What should legal entities wait for after the first september?
Amendments into the Civil Code of the RF (Russian Federation) entered into force.
The main principle concerning the new developments is confined to the following: the actions undertaken by the founders (members) of a legal entity prior to September 1, 2014 (incorporate or liquidate the organization, introduce the amendments into the Articles of Association etc.) shall be governed by the existing laws; legal relations which will arise from September 2 will be governed by new rules (p. 3 of Art. 3 of Law No. 99-FZ).
From September 1, 2014 the particular procedure for confirmation of the adoption of resolutions by the General Meeting of Members/Shareholders and the composition of the Members/Shareholders being presented therein will be in force.
In limited liabilities companies to confirm the resolution and the composition of the members it will be required to apply to a notary (subclause 3 of clause 3 of Art. 67.1 of the CC (Civil Code) of the RF. The law permits not to perform this requirement unless other way of confirmation is prescribed by the members in the Articles of Association or in the unanimously adopted resolution of the General Meeting of Members.
It is possible to amend the Articles of Association prior to or after September 1.
The Members may prescribe the following ways of confirmation of the adoption of a resolution and the composition of the Company’s Members:
– to adopt the resolution to amend the Articles of Association by fixing therein the most convenient confirmation procedure (for example, certification of the minutes by the seals of the chairman and the secretary of the Meeting being the Company’s Members);
– to adopt the resolution on the way of confirmation each time when holding the General Meeting (this way is applied if all Members are always presented, formally it is sufficient to adopt such resolution on a single occasion. There are no legal precedents on this issue yet, that’s why it’s better to “play safe”);
– to apply to a notary to confirm the adoption of the resolution at the General Meeting of Members and the composition of the Members (the difficulty consists in the fact that the Members shall appear directly before the notary, the date, time and place of the Meeting shall be agreed with the notary in advance, otherwise the procedure for convening the Meeting is violated).
– the use of the technical means permitting to confirm the fact of adoption of the resolution (audio, video records and other) (the difficulty consists in the fact that it is required to confirm the personality of the persons participating the video and all the more the audio record);
– other ways consistent with laws (in addition, no restrictions are prescribed by the law).
Attention: these requirements are not applied to the companies where the resolutions are adopted by the Sole Member, as they are established only with regard to the Meeting of the Company’s Members.
In joint-stock companies: for confirmation it is required to apply to the person maintaining the registry of shareholders and performing the functions of the counting commission. In non-public company the law permits not to perform this requirement if the adoption of the resolution and the composition of shareholders is confirmed by a notary (subclauses 1, 2 of clause 3 of Art. 67.1, clause 4 of Art. 97 of the CC of the RF).
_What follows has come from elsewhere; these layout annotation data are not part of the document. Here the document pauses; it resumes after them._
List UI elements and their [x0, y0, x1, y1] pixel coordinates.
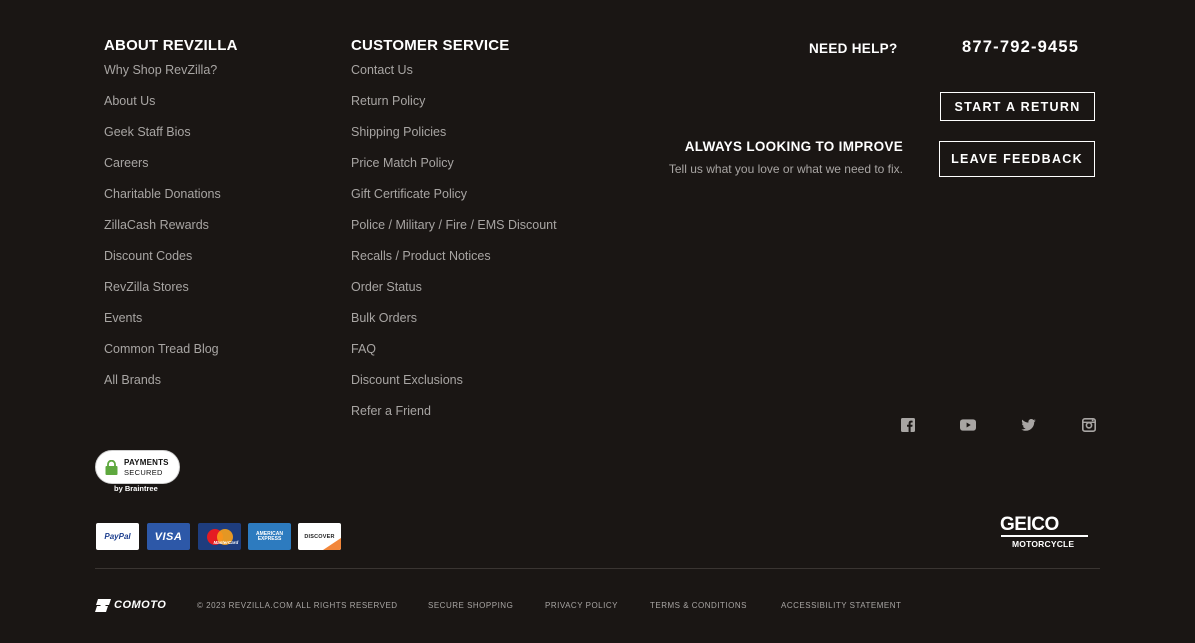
- customer-service-heading: CUSTOMER SERVICE: [351, 37, 510, 54]
- service-link-contact[interactable]: Contact Us: [351, 63, 557, 94]
- about-link-staff-bios[interactable]: Geek Staff Bios: [104, 125, 238, 156]
- link-text[interactable]: SECURE SHOPPING: [428, 601, 513, 610]
- braintree-byline: by Braintree: [114, 484, 158, 493]
- amex-card-icon: AMERICAN EXPRESS: [248, 523, 291, 550]
- youtube-icon[interactable]: [960, 417, 976, 433]
- service-link-order-status[interactable]: Order Status: [351, 280, 557, 311]
- need-help-label: NEED HELP?: [809, 41, 898, 56]
- link-text[interactable]: Shipping Policies: [351, 125, 446, 139]
- link-text[interactable]: Discount Codes: [104, 249, 192, 263]
- copyright-text: © 2023 REVZILLA.COM ALL RIGHTS RESERVED: [197, 601, 398, 610]
- about-link-charitable-donations[interactable]: Charitable Donations: [104, 187, 238, 218]
- leave-feedback-button[interactable]: LEAVE FEEDBACK: [939, 141, 1095, 177]
- link-text[interactable]: Bulk Orders: [351, 311, 417, 325]
- accessibility-statement-link[interactable]: ACCESSIBILITY STATEMENT: [781, 601, 901, 610]
- about-link-zillacash[interactable]: ZillaCash Rewards: [104, 218, 238, 249]
- link-text[interactable]: TERMS & CONDITIONS: [650, 601, 747, 610]
- link-text[interactable]: Price Match Policy: [351, 156, 454, 170]
- comoto-mark-icon: [95, 598, 111, 612]
- service-link-gift-certificate[interactable]: Gift Certificate Policy: [351, 187, 557, 218]
- braintree-secure-badge: PAYMENTS SECURED: [95, 450, 180, 484]
- link-text[interactable]: Careers: [104, 156, 148, 170]
- link-text[interactable]: Gift Certificate Policy: [351, 187, 467, 201]
- link-text[interactable]: Police / Military / Fire / EMS Discount: [351, 218, 557, 232]
- link-text[interactable]: ZillaCash Rewards: [104, 218, 209, 232]
- service-link-shipping[interactable]: Shipping Policies: [351, 125, 557, 156]
- mastercard-card-icon: MasterCard: [198, 523, 241, 550]
- paypal-card-icon: PayPal: [96, 523, 139, 550]
- badge-line-1: PAYMENTS: [124, 458, 169, 467]
- service-links-list: Contact Us Return Policy Shipping Polici…: [351, 63, 557, 435]
- instagram-icon[interactable]: [1081, 417, 1097, 433]
- geico-motorcycle-logo[interactable]: GEICO MOTORCYCLE: [1000, 514, 1090, 552]
- link-text[interactable]: Refer a Friend: [351, 404, 431, 418]
- service-link-recalls[interactable]: Recalls / Product Notices: [351, 249, 557, 280]
- visa-card-icon: VISA: [147, 523, 190, 550]
- link-text[interactable]: Why Shop RevZilla?: [104, 63, 217, 77]
- discover-card-icon: DISCOVER: [298, 523, 341, 550]
- mastercard-label: MasterCard: [213, 539, 239, 545]
- about-revzilla-column: ABOUT REVZILLA Why Shop RevZilla? About …: [104, 38, 238, 404]
- phone-number-link[interactable]: 877-792-9455: [962, 38, 1079, 57]
- link-text[interactable]: RevZilla Stores: [104, 280, 189, 294]
- about-link-stores[interactable]: RevZilla Stores: [104, 280, 238, 311]
- about-link-all-brands[interactable]: All Brands: [104, 373, 238, 404]
- visa-label: VISA: [154, 530, 183, 543]
- improve-subtitle: Tell us what you love or what we need to…: [668, 162, 903, 176]
- discover-label: DISCOVER: [304, 533, 335, 540]
- start-return-button[interactable]: START A RETURN: [940, 92, 1095, 121]
- geico-wordmark: GEICO: [1000, 514, 1059, 535]
- secure-shopping-link[interactable]: SECURE SHOPPING: [428, 601, 513, 610]
- about-links-list: Why Shop RevZilla? About Us Geek Staff B…: [104, 63, 238, 404]
- geico-rule: [1001, 535, 1088, 537]
- link-text[interactable]: ACCESSIBILITY STATEMENT: [781, 601, 901, 610]
- customer-service-column: CUSTOMER SERVICE Contact Us Return Polic…: [351, 38, 557, 435]
- service-link-refer-friend[interactable]: Refer a Friend: [351, 404, 557, 435]
- lock-icon: [105, 460, 118, 475]
- paypal-label: PayPal: [104, 532, 131, 541]
- link-text[interactable]: Order Status: [351, 280, 422, 294]
- service-link-faq[interactable]: FAQ: [351, 342, 557, 373]
- comoto-logo[interactable]: COMOTO: [95, 598, 166, 612]
- footer-divider: [95, 568, 1100, 569]
- service-link-bulk-orders[interactable]: Bulk Orders: [351, 311, 557, 342]
- about-revzilla-heading: ABOUT REVZILLA: [104, 37, 238, 54]
- about-link-careers[interactable]: Careers: [104, 156, 238, 187]
- link-text[interactable]: Discount Exclusions: [351, 373, 463, 387]
- service-link-first-responder-discount[interactable]: Police / Military / Fire / EMS Discount: [351, 218, 557, 249]
- improve-heading: ALWAYS LOOKING TO IMPROVE: [684, 139, 903, 154]
- about-link-common-tread[interactable]: Common Tread Blog: [104, 342, 238, 373]
- geico-tagline: MOTORCYCLE: [1012, 539, 1075, 549]
- link-text[interactable]: Geek Staff Bios: [104, 125, 191, 139]
- facebook-icon[interactable]: [900, 417, 916, 433]
- about-link-events[interactable]: Events: [104, 311, 238, 342]
- link-text[interactable]: Common Tread Blog: [104, 342, 219, 356]
- service-link-return-policy[interactable]: Return Policy: [351, 94, 557, 125]
- link-text[interactable]: All Brands: [104, 373, 161, 387]
- link-text[interactable]: About Us: [104, 94, 155, 108]
- twitter-icon[interactable]: [1020, 417, 1036, 433]
- amex-label: AMERICAN EXPRESS: [256, 530, 283, 542]
- terms-conditions-link[interactable]: TERMS & CONDITIONS: [650, 601, 747, 610]
- about-link-discount-codes[interactable]: Discount Codes: [104, 249, 238, 280]
- service-link-price-match[interactable]: Price Match Policy: [351, 156, 557, 187]
- link-text[interactable]: Return Policy: [351, 94, 425, 108]
- link-text[interactable]: Recalls / Product Notices: [351, 249, 491, 263]
- service-link-discount-exclusions[interactable]: Discount Exclusions: [351, 373, 557, 404]
- link-text[interactable]: Contact Us: [351, 63, 413, 77]
- privacy-policy-link[interactable]: PRIVACY POLICY: [545, 601, 618, 610]
- link-text[interactable]: FAQ: [351, 342, 376, 356]
- link-text[interactable]: Charitable Donations: [104, 187, 221, 201]
- badge-line-2: SECURED: [124, 468, 163, 477]
- comoto-wordmark: COMOTO: [114, 599, 167, 611]
- link-text[interactable]: Events: [104, 311, 142, 325]
- about-link-why-shop[interactable]: Why Shop RevZilla?: [104, 63, 238, 94]
- about-link-about-us[interactable]: About Us: [104, 94, 238, 125]
- link-text[interactable]: PRIVACY POLICY: [545, 601, 618, 610]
The sole constituent document of a legal entity will be its Articles of Association.
Any Articles of Association shall contain the information on the name of the legal entity (clause 4 of Art. 52 of the CC of the RF). Accordingly, if the company is required to make its name in compliance with the new rules of the Civil Code of the RF, it will be required to amend the Articles of Association with regard to such name.
However, it is not required to do this at once. Such obligation may be performed when amending the constituent document for the first time (clause 7 of Art. 3 of Law No. 99-FZ).
But it is not expedient to delay the amendment of the Articles of Association as if the amendments are not introduced:
- The company shall be simultaneously covered not only by the rules of new chapter 4 of the CC of the RF, but the previous provisions of Federal Law On Joint Stock Companies No. 208-FZ of December 26, 1995 (hereinafter referred to as “the Law On JSC”). As a result, uncertainty may arise with regard to what rules shall govern one or another situation (for example, in case of alienation of shares): the new rules of the Civil Code of the RF or the provisions of the Law On JSC.
- Problems with counterparties may arise. Not all members of the civil circulation agree to enter into contractual relation with the organization which delays the procedure for bringing the constituent documents to conformity with the new edition of the Civil Code of the RF.
Conclusion: It is required to amend the Articles of Association of the LLC to the extent concerning the procedure for confirmation of the resolution of the General Meeting of the Members of the LLC and the composition of the Members (it is not applied to LLCs with one members), and JSCs shall bring their Articles of Association to conformity with Federal Law No. 99-FZ of May 05, 2014, i.e. as a minimum to change the legal form (name) of the legal entity, OAO (Open Joint Stock Company), into public joint stock companies, and ZAO (Closed Joint Stock Company) into non-public joint stock companies.